ポカンとしたコリーナの顔が一瞬にして憎悪に染められていく。
「この街の歴史は水害との戦いの歴史でもありました」
2人がおじいさんの話などを織り交ぜて調べてきた事を発表すると、いつもはリーヴィアを馬鹿にしているクラスメートまでが興味深そうに話に聞き入っていた。
「素晴らしい調査ですね。このあとは他に何か調べたりする予定ですか?ダ・シルバさん」
先生に問われた班長のコリーナが言葉に詰まっている。
「できれば模型を作って実際に水を流して実験できたら面白そうなんですが」
ジャンが助け舟を出す。
コリーナが悔しそうな顔を必死で抑えこんで、
「皆の時間的な都合がつけばそうするつもりです」
と言った。
「これで僕達の案が採用されるね」
昼休みにジャンとリーヴィアが弾んだ声で話しているとコリーナがやって来て、
「あんまり調子に乗るんじゃないわよ!」
と憎々し気に捨て台詞を吐いていった。
最近ではリーヴィアとヴェリタスに混じってジャンも一緒にお喋りすることが増えた。
「今までまじまじと見ることなかったから分からなかったけど、こうして見るとジャンってヤーノシュっぽくない?」
ヴェリタスがコソコソとリーヴィアに言って、リーヴィアが人差し指を口に当ててシ~ッ!とか言って肩を震わせる。

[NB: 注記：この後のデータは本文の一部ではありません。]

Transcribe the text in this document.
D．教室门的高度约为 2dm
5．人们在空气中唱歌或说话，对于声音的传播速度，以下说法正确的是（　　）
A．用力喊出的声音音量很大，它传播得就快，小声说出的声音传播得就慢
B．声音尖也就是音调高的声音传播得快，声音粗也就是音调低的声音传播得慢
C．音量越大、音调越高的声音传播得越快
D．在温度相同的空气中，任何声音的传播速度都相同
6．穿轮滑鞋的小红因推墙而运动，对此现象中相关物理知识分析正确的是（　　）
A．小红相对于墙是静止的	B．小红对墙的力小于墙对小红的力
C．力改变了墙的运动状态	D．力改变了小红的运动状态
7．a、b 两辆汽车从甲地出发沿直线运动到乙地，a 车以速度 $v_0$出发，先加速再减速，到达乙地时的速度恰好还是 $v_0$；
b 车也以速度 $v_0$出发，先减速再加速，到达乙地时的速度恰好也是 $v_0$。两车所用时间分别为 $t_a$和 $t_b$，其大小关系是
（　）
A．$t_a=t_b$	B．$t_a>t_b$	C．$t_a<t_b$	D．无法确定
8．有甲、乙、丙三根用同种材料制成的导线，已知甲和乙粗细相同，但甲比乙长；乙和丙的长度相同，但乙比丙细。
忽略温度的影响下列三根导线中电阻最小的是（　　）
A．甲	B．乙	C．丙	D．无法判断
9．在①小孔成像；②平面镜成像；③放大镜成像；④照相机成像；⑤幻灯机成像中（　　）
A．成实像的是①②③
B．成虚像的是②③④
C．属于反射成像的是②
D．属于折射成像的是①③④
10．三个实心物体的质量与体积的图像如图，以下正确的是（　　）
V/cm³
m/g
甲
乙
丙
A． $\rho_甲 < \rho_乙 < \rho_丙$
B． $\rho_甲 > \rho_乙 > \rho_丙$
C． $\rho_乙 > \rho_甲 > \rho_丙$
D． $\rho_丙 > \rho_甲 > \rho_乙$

「・・・あのさ、ヤーノシュって、『月光騎士団』のヤーノシュ?」
遠慮がちにジャンが聞いてくる。
「えっ?『月光騎士団』知ってるの?」
「・・・うん」
「えー!えー!私たち『月光騎士団』の大ファンで、小説だけじゃなくて舞台も見に行ってるの」
「僕も小説のファンなんだ」
「お芝居は?」
「見に行きたいけど、ホラ、なんていうか・・・近寄りにくいっていうか・・・独特じゃない?」
「オタク女の巣窟って言いたいんでしょ?」
「・・・イヤぁ・・・だから、なんていうか、行きたいけど、なかなか機会が・・・」
「今度一緒に行こうよ」
そんな風に三人が何やら楽しそうにニコニコしながら話しているのを離れた所からコリーナの一味は睨みつける。
「フン!カスばっか集まって調子に乗りやがって!」
「もしかしてリーヴィアが前に言ってた『私の好きな小説』って月光騎士団のこと?」
ジャンがリーヴィアに聞く。
「うん。なんかヤーノシュっぽいなって思って」
「嬉しいな。僕、ファッションとかヤーノシュに寄せてるとこあるから」
「えー。いいなあ。私も私服のジャン見たい~」
今度三人で出掛けよう、とか、三人で『月光騎士団』の芝居を見に行ったらジャンがヤーノシュ推しの子たちに囲まれるんじゃないか、などと盛り上がっていると、
「私たち『月光騎士団』のキャラで小説も書いてるし」
とヴェリタスが口を滑らせた。
「え?それは是非読みたいな」
「絶対ダメ!!」
叫ぶように拒絶したリーヴィアに少しショックを受けたように驚くジャン。
「あっ、・・・ゴメン。・・・でも、あの、その、恥ずかしいから絶対に見せられないの」
絶対に見せるわけにはいかない。
何故ならその小説は『月光騎士団』の団長とヤーノシュのBLだからだ。
「あ・・・あの・・・確かに自分の書いた文章を他人に見られるのは恥ずかしいよね。・・・図々しいこと言ってゴメンね」
なんとも気まずい雰囲気になってしまった。
「・・・うまく書けたら・・・そのうち、うまく書けたら見せるから・・」
リーヴィアは当たり障りのない爽やかな話を書いてジャンに見せよう、と頭の中をグルグルさせながら答えた。
「・・・うん。楽しみにしとくね」
そんな会話をラルスは少し離れた席から熱心に盗み聞きしていた。
ラルスも『月光騎士団』の熱狂的な隠れファンだったのである。